VEYSİ POLAT Merkezi yönetimin tercihine veya atadıkları kişilere söyleyecek tek bir lafım olmaz. Onlar memur, söyleyeni yapar, söylemeyeni yapmaz. Ama bir de kendini zorla memur yapanlar var. Üstüne üstlük “yurtseverlik” adı altında. Müthiş olduğu kadar ilginç bir çıkar ilişkisi var. Kim ne derse desin Diyarbakır politik bir kent. Kürt seçmen, son 30 yıllık süreçte, binbir […]

DİYARBAKIR’IN TAKOZLARI…
  • 12 Haziran 2021 14:21

VEYSİ POLAT

Merkezi yönetimin tercihine veya atadıkları kişilere söyleyecek tek bir lafım olmaz. Onlar memur, söyleyeni yapar, söylemeyeni yapmaz. Ama bir de kendini zorla memur yapanlar var. Üstüne üstlük “yurtseverlik” adı altında. Müthiş olduğu kadar ilginç bir çıkar ilişkisi var.

Kim ne derse desin Diyarbakır politik bir kent.

Kürt seçmen, son 30 yıllık süreçte, binbir oyun ve çok ince hesaplarla yapılan seçim barajlarını ve hilelerini her şekliyle aşıp, temsilcilerini siyaset için Ankara’ya göndermeyi başarmıştır.

Toplumsal refleksleri oldukça güçlü olan Diyarbakır, bu nedenledir ki yolu her düşene söylemlerini değiştirtmiş.

Geçmişte Başbakan Mesut Yılmaz, “AB’nin yolu Diyarbakır’dan geçer, Başbakan Süleyman Demirel, “Kürt realitesini tanıyoruz”, son olarak da Cumhurbaşkanı Recep Tayyip Erdoğan, “Kürt sorunu vardır” demiştir.
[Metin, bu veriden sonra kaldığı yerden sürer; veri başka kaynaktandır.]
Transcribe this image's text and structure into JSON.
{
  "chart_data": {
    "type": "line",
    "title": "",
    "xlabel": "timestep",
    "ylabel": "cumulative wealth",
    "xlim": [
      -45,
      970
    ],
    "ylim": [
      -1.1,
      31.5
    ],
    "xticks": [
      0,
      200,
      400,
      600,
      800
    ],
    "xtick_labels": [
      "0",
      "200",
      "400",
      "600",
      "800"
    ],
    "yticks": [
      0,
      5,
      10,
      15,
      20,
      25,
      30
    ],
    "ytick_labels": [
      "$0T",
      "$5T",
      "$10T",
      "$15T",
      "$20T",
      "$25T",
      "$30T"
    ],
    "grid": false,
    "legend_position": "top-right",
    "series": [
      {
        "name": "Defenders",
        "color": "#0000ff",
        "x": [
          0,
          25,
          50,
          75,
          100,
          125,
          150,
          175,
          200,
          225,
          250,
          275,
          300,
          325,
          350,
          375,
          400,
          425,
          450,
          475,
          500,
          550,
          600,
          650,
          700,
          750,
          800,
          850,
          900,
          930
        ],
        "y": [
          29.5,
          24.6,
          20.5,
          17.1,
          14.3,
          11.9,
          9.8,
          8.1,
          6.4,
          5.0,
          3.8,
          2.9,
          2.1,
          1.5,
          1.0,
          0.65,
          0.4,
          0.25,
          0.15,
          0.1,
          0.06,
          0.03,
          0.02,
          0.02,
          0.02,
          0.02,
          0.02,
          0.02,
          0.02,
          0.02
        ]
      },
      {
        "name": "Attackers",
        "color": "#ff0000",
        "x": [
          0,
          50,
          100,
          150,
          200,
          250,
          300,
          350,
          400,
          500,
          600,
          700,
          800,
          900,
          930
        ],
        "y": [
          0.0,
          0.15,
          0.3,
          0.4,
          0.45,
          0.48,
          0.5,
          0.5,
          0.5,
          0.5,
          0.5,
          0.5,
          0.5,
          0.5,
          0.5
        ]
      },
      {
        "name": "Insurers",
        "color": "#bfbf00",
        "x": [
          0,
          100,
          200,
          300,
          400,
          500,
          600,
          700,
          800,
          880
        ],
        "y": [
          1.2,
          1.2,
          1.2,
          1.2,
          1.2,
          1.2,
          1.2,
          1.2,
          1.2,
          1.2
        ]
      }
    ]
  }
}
Bu söylemler çoğu kez Ankara’ya dönüş yolunda unutulmuş, Kürt seçmeninin tercih ettiği isimler günümüzde olduğu gibi hiçleştirilmek istenmiştir.

Türk ve Kürt siyaseti açısından çok özel bir konumda olan Diyarbakır’a atfedilen bu değer, elbette halkın tercihi ile alakalı.

Ancak tercihler son yıllarda kayyuma havale edilmiş durumda.

Yeni bir dizayn var bu kentte.

Ama öyle böyle değil.

Yakın zamanda detaylara girmeden bu kentin içini boşaltmak isteyenlere “Bukalamun Siyaseti”, dün de “Adam Satmak!” başlıklı yazıları kaleme almıştım.

Herkes aslında ne olduğunu biliyor ama ısrarla “kim” veya “kimler” diye sorup duruyor.

Merkezi yönetimin tercihine veya atadıkları kişilere söyleyecek tek bir lafım olmaz.

Onlar memur, söyleyeni yapar, söylenmeyeni yapmaz.

Ama bir de kendini zorla memur yapanlar var.

Yani boşluktan kendine vazife çıkaranlar…

Üstüne üstlük “yurtseverlik” adı altında.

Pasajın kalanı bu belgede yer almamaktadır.